If CentralUI ever drops or restructures its KpiHistory reference, the Host fails to
compile for a dependency it directly uses — a latent build fragility.
**Recommendation**
Add `<ProjectReference Include="../ZB.MOM.WW.ScadaBridge.KpiHistory/ZB.MOM.WW.ScadaBridge.KpiHistory.csproj" />`
to the Host csproj's `ProjectReference` group, mirroring the explicit Theme reference
rationale already documented there.
**Resolution**
Resolved 2026-06-20 (commit `fd618cf1`): added an explicit `<ProjectReference>` to the KpiHistory project in the Host csproj, so Host's direct use of KpiHistory types no longer relies on the transitive pull through CentralUI.
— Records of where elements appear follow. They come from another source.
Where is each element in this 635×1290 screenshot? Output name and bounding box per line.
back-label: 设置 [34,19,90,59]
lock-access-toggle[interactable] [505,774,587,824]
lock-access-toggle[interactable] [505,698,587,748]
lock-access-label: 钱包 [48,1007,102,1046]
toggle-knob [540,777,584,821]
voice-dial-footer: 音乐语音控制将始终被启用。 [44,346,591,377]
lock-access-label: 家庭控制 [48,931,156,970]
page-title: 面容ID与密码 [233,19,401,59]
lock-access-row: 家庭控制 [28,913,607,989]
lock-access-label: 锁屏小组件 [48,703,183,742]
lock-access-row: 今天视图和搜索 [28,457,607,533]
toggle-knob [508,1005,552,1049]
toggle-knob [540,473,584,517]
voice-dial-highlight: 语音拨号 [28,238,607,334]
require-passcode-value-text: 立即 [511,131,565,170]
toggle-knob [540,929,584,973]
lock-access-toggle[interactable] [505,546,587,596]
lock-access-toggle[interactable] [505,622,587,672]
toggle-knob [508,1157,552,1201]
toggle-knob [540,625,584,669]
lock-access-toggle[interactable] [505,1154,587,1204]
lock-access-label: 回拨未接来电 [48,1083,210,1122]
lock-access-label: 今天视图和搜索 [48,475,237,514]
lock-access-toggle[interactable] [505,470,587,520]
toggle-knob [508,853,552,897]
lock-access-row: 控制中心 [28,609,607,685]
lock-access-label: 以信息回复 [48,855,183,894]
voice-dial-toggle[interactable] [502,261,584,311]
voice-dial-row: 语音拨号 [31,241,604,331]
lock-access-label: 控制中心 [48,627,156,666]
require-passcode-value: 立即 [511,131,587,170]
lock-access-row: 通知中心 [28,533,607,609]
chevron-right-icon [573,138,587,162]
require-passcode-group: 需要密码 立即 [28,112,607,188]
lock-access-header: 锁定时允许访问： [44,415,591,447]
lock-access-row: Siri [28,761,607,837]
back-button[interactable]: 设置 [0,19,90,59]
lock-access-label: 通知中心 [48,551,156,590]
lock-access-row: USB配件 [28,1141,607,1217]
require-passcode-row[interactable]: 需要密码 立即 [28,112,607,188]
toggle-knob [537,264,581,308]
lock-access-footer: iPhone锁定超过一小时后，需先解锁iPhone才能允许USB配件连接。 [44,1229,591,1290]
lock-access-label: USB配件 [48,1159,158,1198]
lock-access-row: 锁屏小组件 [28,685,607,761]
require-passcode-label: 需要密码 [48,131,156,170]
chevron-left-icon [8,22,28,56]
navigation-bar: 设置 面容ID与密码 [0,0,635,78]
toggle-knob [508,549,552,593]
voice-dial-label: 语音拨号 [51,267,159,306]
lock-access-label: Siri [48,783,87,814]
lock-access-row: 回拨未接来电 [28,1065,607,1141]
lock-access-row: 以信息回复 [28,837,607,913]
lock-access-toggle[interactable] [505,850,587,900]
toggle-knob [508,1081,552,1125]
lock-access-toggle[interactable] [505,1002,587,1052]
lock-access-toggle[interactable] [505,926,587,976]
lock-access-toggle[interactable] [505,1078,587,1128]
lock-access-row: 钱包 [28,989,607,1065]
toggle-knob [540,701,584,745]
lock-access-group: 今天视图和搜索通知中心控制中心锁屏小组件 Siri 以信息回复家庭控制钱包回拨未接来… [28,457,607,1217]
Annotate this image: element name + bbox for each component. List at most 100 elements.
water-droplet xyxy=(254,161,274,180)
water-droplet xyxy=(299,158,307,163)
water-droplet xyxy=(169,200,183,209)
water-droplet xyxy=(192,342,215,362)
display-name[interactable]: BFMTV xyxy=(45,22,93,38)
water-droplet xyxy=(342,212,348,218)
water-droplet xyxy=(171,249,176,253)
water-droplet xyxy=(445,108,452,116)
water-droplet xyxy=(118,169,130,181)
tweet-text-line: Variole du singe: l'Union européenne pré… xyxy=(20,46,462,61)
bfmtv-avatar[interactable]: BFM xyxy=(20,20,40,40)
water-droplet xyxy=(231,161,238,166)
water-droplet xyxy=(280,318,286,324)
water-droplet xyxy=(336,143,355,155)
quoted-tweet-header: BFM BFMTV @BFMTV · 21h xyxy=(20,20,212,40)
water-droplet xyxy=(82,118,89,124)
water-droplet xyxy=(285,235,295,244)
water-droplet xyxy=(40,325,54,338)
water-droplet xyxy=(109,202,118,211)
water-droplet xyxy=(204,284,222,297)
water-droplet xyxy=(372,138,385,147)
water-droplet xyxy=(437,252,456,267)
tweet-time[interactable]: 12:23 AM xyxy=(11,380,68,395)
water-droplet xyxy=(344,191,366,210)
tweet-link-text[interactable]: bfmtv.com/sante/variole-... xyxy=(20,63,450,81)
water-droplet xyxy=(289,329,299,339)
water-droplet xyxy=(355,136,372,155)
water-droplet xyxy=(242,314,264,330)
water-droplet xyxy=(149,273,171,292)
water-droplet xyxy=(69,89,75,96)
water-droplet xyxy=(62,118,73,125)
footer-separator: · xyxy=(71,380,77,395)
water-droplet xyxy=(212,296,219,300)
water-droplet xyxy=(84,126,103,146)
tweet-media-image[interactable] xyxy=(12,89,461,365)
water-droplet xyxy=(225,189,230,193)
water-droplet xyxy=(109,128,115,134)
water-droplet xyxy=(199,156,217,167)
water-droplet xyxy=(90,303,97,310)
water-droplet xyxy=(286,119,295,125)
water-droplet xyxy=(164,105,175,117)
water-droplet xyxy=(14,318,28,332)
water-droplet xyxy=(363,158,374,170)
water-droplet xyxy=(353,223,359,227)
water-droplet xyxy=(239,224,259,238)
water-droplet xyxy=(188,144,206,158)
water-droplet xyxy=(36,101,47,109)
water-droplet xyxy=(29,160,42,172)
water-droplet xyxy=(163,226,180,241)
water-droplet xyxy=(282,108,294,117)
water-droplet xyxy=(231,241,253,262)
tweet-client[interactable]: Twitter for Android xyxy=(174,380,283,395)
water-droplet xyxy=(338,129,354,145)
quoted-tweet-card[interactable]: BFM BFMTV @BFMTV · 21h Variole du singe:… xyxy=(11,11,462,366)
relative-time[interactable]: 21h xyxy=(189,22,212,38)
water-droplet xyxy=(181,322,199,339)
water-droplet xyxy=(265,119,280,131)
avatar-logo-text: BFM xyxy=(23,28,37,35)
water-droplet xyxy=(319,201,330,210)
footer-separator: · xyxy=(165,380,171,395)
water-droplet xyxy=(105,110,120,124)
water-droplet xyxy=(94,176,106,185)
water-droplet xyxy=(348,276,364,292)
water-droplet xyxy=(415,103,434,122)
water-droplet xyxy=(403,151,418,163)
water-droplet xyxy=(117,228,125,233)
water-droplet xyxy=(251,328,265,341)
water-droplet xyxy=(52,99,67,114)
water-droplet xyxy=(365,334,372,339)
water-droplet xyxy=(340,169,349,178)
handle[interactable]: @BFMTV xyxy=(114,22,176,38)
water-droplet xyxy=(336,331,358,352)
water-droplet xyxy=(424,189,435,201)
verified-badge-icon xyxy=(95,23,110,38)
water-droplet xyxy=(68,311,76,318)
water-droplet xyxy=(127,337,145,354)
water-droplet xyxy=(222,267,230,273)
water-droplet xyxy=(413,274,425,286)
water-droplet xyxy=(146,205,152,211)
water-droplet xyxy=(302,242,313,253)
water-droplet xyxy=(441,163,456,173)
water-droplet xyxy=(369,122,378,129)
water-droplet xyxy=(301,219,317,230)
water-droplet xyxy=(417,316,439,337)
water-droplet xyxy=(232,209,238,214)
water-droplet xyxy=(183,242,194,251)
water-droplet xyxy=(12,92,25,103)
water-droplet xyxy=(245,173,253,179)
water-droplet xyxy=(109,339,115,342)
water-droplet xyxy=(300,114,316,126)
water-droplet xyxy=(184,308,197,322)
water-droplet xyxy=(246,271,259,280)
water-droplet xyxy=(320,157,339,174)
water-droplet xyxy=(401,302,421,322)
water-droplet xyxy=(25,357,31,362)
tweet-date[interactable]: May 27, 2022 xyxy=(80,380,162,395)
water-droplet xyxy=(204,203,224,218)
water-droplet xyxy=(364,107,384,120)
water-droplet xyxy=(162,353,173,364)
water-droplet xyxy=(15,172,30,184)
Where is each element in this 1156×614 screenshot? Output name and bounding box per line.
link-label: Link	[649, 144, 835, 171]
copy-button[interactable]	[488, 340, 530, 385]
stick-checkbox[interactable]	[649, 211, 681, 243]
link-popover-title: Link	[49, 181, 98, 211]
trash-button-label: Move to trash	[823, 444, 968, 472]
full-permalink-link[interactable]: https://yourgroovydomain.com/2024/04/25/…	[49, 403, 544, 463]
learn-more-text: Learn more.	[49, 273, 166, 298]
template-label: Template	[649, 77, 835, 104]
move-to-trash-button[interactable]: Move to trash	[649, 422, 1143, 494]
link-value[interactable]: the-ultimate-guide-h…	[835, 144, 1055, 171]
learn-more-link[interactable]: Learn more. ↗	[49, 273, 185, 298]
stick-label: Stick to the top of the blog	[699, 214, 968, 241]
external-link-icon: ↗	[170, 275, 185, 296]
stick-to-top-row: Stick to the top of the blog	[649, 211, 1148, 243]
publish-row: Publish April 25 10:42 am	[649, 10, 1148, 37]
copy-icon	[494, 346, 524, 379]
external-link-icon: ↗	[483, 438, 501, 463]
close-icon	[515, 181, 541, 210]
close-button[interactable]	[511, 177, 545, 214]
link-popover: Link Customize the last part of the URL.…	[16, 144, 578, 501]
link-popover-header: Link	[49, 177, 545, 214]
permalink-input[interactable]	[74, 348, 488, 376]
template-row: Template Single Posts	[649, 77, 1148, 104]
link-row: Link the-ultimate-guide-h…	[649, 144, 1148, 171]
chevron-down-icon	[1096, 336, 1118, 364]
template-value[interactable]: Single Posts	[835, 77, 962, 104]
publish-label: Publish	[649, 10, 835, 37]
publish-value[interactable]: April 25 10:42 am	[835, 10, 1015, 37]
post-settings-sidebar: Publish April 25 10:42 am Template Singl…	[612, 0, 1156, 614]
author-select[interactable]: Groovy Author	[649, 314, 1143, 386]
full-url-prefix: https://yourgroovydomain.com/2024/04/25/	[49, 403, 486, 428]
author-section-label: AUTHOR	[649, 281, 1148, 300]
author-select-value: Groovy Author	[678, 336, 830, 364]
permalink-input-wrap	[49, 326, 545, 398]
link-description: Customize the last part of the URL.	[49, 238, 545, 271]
### Host-026 — Component Registration Matrix omits KpiHistory and Transport
| | |
|--|--|
| Severity | Low |
| Category | Documentation & comments |
| Status | Resolved |
| Location | `docs/requirements/Component-Host.md` (Component Registration Matrix, lines 177-198), `src/ZB.MOM.WW.ScadaBridge.Host/Program.cs:92,118` |
**Description**
`Program.cs` registers two central-only components that have shipped since the matrix
was last updated: **Transport** (`builder.Services.AddTransport()`, line 92, #24) and
**KpiHistory** (`builder.Services.AddKpiHistory(...)`, line 118, plus the
`kpi-history-recorder` cluster singleton in `AkkaHostedService`, #26). Neither appears
in the Component Registration Matrix in `Component-Host.md` (lines 177-198), which is
the documented source of which components register on which role. The matrix is
described in CLAUDE.md as something that "must stay in sync with actual component
documents"; it is now stale against the actual composition root. A maintainer auditing
role-based registration against the doc would miss both components (and miss that
KpiHistory's recorder is deliberately *not* readiness-gated — worth a matrix note).
**Recommendation**
Add `Transport` (Central: Yes / Site: No / DI: Yes / Actors: No / Endpoints: No) and
`KpiHistory` (Central: Yes / Site: No / DI: Yes / Actors: Yes / Endpoints: No) rows to
the matrix, and note KpiHistory's recorder singleton is intentionally absent from
`RequiredSingletonsHealthCheck` (not readiness-gated). Re-check the Dependencies list
("All 19 component libraries") against the actual csproj reference count while editing.
**Resolution**
Resolved 2026-06-20 (commit `fd618cf1`): added `KpiHistory` and `Transport` rows to the Component Registration Matrix in Component-Host.md (both Central=Yes/Site=No/DI=Yes), reflecting their actual central-only registration.